At a time when the subaltern population of India is dreaming of a new civil society beyond traditional political boundaries, the need of the hour is a new concept of the State, democracy, and power, the bishop of the Niranom diocese Geevarghese Mar Coorilos has said.
He was delivering the G. Rajeshkumar memorial lecture on the topic ‘Media and people's agitations' at the Thiruvananthapuram Press Club on Thursday.
The media, which has the power to make or break a movement, should ask itself which face of India it is projecting. Large sections of the media projected Anna Hazare's anti-corruption movement as a never-before phenomenon. The hype and the hysteria generated on this was incredible. Similar was the treatment given to the agitation by Baba Ramdev.
“But which were the faces seen associated with such movements? Middle-class intellectuals, academics, and human rights activists. Most of them belonged to the upper castes. When a team was set up to draft a bill, there was no place in it for a Dalit, for the religious minorities, and there was no woman there,” he said.
The faces commonly seen in discussions on TV channels were the same. He asked where the faces and voices of the Adivasis, their women, the Dalits, and the fishermen were. “A fresh concept of a people's movement is needed; one from the perspective of the victims, the oppressed” he said.
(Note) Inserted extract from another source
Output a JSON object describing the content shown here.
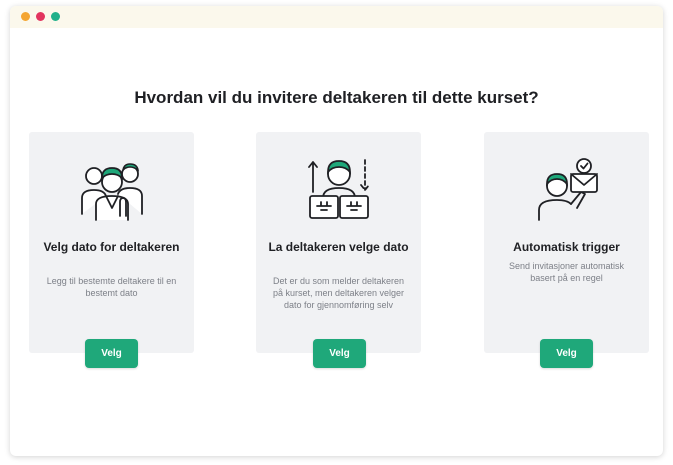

Conventional political parties had failed the subaltern population of India. There was nothing left in the Left politics and there was nothing right with the Right, he pointed out.
“The CPI(M) views any new type of public movement with suspicion and tries to suppress it. Chengara is a good example,” Bishop Coorilos said.
“Why are mainstream political parties afraid of, say, a Gothra Mahasabha? Why is their sense of democracy not sought to be understood? What is wrong with a decentralised notion of power? Not the World Bank's People's Planning,” he pointed out.
Tools of Marxian analysis developed mostly for Europe could not be applied as such to India. If the Left parties continued to ignore the caste question in the country, they would remain confined to Kerala and West Bengal. It was time the Left took Ambedkar seriously. It had not so far accepted his critique of Marx.
Caste inequality should be tackled alongside economic inequality, he added.